Currently, a single value head is used for both rewards. Figure 4 (above) shows that making intrinsic reward setting non-episodic does not raise performance, so this will be implemented later. However, Figure 5 (below) shows that using a different discount factor does raise performance, so I will implement this first.
Section 2.4 discusses Reward and Observation Normalization. The paper specifies that intrinsic rewards were normalized by “dividing it by a running estimate of the standard deviations of the intrinsic returns,” and the same was done for observations used as inputs to the RND target and predictor networks. The normalization parameters are initialized using a random agent before training. The normalized observation is also clipped to be between [-5, 5].
Currently, extrinsic rewards, intrinsic rewards, and observations are all normalized through
tensor_normalizer.StreamingTensorNormalizer. The observation is not clipped.
Like any other fields of deep learning, hyperparameter tuning is crucial for performance in deep reinforcement learning. To reproduce the results in the paper, I decided to list all the hyperparameters specified in the paper and compare it with the default hyperparameters in TF-Agents.

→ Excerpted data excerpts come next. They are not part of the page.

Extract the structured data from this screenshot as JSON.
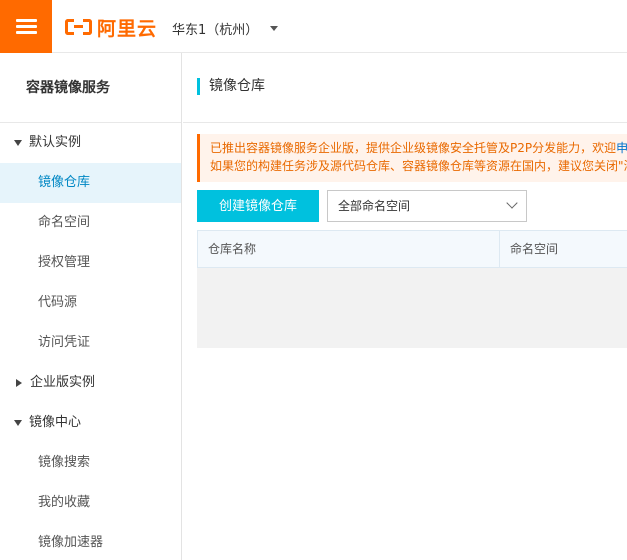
{
  "header": {
    "logo_text": "阿里云",
    "region": "华东1（杭州）"
  },
  "sidebar": {
    "title": "容器镜像服务",
    "groups": [
      {
        "label": "默认实例",
        "expanded": true,
        "items": [
          "镜像仓库",
          "命名空间",
          "授权管理",
          "代码源",
          "访问凭证"
        ]
      },
      {
        "label": "企业版实例",
        "expanded": false,
        "items": []
      },
      {
        "label": "镜像中心",
        "expanded": true,
        "items": [
          "镜像搜索",
          "我的收藏",
          "镜像加速器"
        ]
      }
    ],
    "active_item": "镜像仓库"
  },
  "main": {
    "title": "镜像仓库",
    "notice": {
      "line1": "已推出容器镜像服务企业版，提供企业级镜像安全托管及P2P分发能力，欢迎",
      "line1_link": "申",
      "line2": "如果您的构建任务涉及源代码仓库、容器镜像仓库等资源在国内，建议您关闭\"海"
    },
    "create_button": "创建镜像仓库",
    "namespace_select": {
      "selected": "全部命名空间"
    },
    "table": {
      "columns": [
        "仓库名称",
        "命名空间"
      ],
      "rows": []
    }
  },
  "colors": {
    "brand": "#ff6a00",
    "accent": "#00c1de",
    "active_bg": "#e6f4fb",
    "active_text": "#0087c4",
    "notice_bg": "#fff3eb",
    "notice_text": "#e96900"
  },
  "icons": {
    "menu": "hamburger-icon",
    "logo": "aliyun-logo",
    "region_caret": "caret-down-icon",
    "group_expanded": "triangle-down-icon",
    "group_collapsed": "triangle-right-icon",
    "select_chevron": "chevron-down-icon"
  }
}
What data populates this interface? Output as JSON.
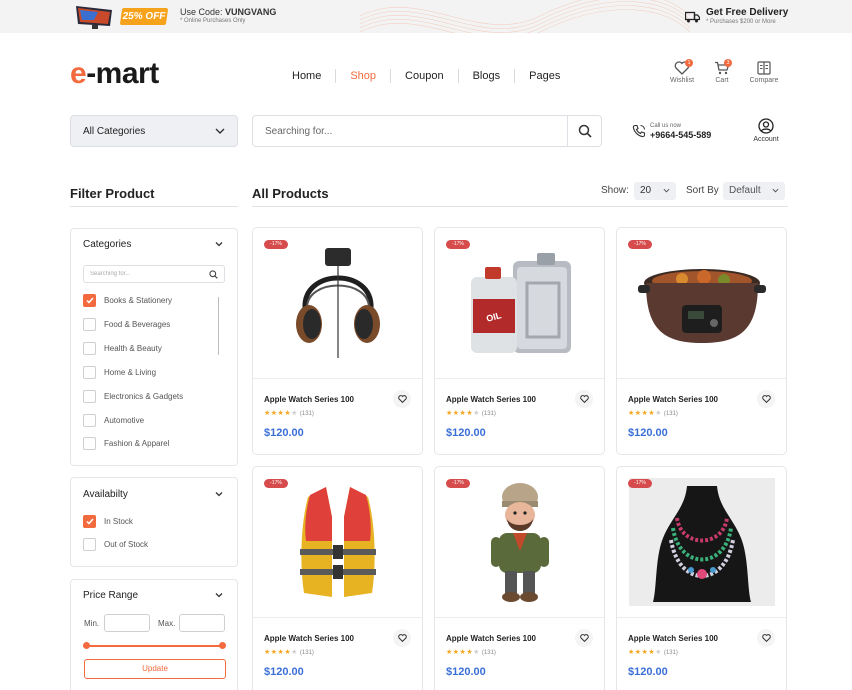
{
  "promo": {
    "badge": "25% OFF",
    "code_prefix": "Use Code: ",
    "code": "VUNGVANG",
    "note": "* Online Purchases Only",
    "delivery_title": "Get Free Delivery",
    "delivery_note": "* Purchases $200 or More"
  },
  "header": {
    "logo_accent": "e",
    "logo_rest": "-mart",
    "nav": [
      "Home",
      "Shop",
      "Coupon",
      "Blogs",
      "Pages"
    ],
    "active_nav": "Shop",
    "icons": [
      {
        "label": "Wishlist",
        "badge": "1",
        "icon": "heart-icon"
      },
      {
        "label": "Cart",
        "badge": "3",
        "icon": "cart-icon"
      },
      {
        "label": "Compare",
        "badge": "",
        "icon": "compare-icon"
      }
    ]
  },
  "search": {
    "category": "All Categories",
    "placeholder": "Searching for...",
    "call_label": "Call us now",
    "call_number": "+9664-545-589",
    "account_label": "Account"
  },
  "filter": {
    "title": "Filter Product",
    "categories": {
      "title": "Categories",
      "search_placeholder": "Searching for...",
      "items": [
        {
          "label": "Books & Stationery",
          "checked": true
        },
        {
          "label": "Food & Beverages",
          "checked": false
        },
        {
          "label": "Health & Beauty",
          "checked": false
        },
        {
          "label": "Home & Living",
          "checked": false
        },
        {
          "label": "Electronics & Gadgets",
          "checked": false
        },
        {
          "label": "Automotive",
          "checked": false
        },
        {
          "label": "Fashion & Apparel",
          "checked": false
        }
      ]
    },
    "availability": {
      "title": "Availabilty",
      "items": [
        {
          "label": "In Stock",
          "checked": true
        },
        {
          "label": "Out of Stock",
          "checked": false
        }
      ]
    },
    "price": {
      "title": "Price Range",
      "min_label": "Min.",
      "max_label": "Max.",
      "button": "Update"
    }
  },
  "products": {
    "title": "All Products",
    "show_label": "Show:",
    "show_value": "20",
    "sort_label": "Sort By",
    "sort_value": "Default",
    "items": [
      {
        "name": "Apple Watch Series 100",
        "price": "$120.00",
        "rating": 4,
        "reviews": "(131)",
        "discount": "-17%",
        "image": "headphones"
      },
      {
        "name": "Apple Watch Series 100",
        "price": "$120.00",
        "rating": 4,
        "reviews": "(131)",
        "discount": "-17%",
        "image": "motor-oil-cans"
      },
      {
        "name": "Apple Watch Series 100",
        "price": "$120.00",
        "rating": 4,
        "reviews": "(131)",
        "discount": "-17%",
        "image": "slow-cooker"
      },
      {
        "name": "Apple Watch Series 100",
        "price": "$120.00",
        "rating": 4,
        "reviews": "(131)",
        "discount": "-17%",
        "image": "life-jacket"
      },
      {
        "name": "Apple Watch Series 100",
        "price": "$120.00",
        "rating": 4,
        "reviews": "(131)",
        "discount": "-17%",
        "image": "figurine"
      },
      {
        "name": "Apple Watch Series 100",
        "price": "$120.00",
        "rating": 4,
        "reviews": "(131)",
        "discount": "-17%",
        "image": "necklace"
      }
    ]
  },
  "colors": {
    "accent": "#f26a3d",
    "price": "#3b6fd8",
    "star": "#f5a623",
    "discount": "#d64b4b"
  }
}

|Observation downsampling||(84, 84)|
|Extrinsic reward clipping
||[-1, 1]||[-10, 10]|
|Intrinsic reward clipping||False||False|
|Max frames per episode||18K|
|Terminal on loss of life||False|
|Sticky action probability||0.25||0.25|
|Number of parallel environment
|Proportion of experience used for training predictor||0.25||1|
|Total number of rollouts per env||30K|
|Number of minibatches||4||1|
|Number of optimization epochs
|Coefficient for extrinsic reward||2||1|
|Coefficient for intrinsic reward||1||1|
|Adaptive KL Penalty Coefficient
Using Venture instead of Montezuma’s Revenge
Initially, I was planning to use Montezuma’s Revenge as my benchmark, because of its popularity as a benchmark for exploration-based algorithms. However, while re-reading the original RND paper, I noticed that the environment where RND and PPO had the most striking difference was not Montezuma’s Revenge but Venture. PPO fails to get any reward in Venture, but both bonus-based exploration methods (RND, ICM) get nonzero reward.
In the paper, RND and PPO also shows big difference in final performance for Private Eye, but it took a long time for RND to get a nonzero reward, and the variance seemed too high, so I will be using Venture for my first benchmark.
Paige, the GSoC TensorFlow organizer, offered me Google Cloud Platform credit to use for my project! As a result, my RND agent is currently training on a VM instance of GCP. After some hyperparameter tuning, I hope to share benchmarks for Atari games, notably on Venture and Montezuma’s Revenge!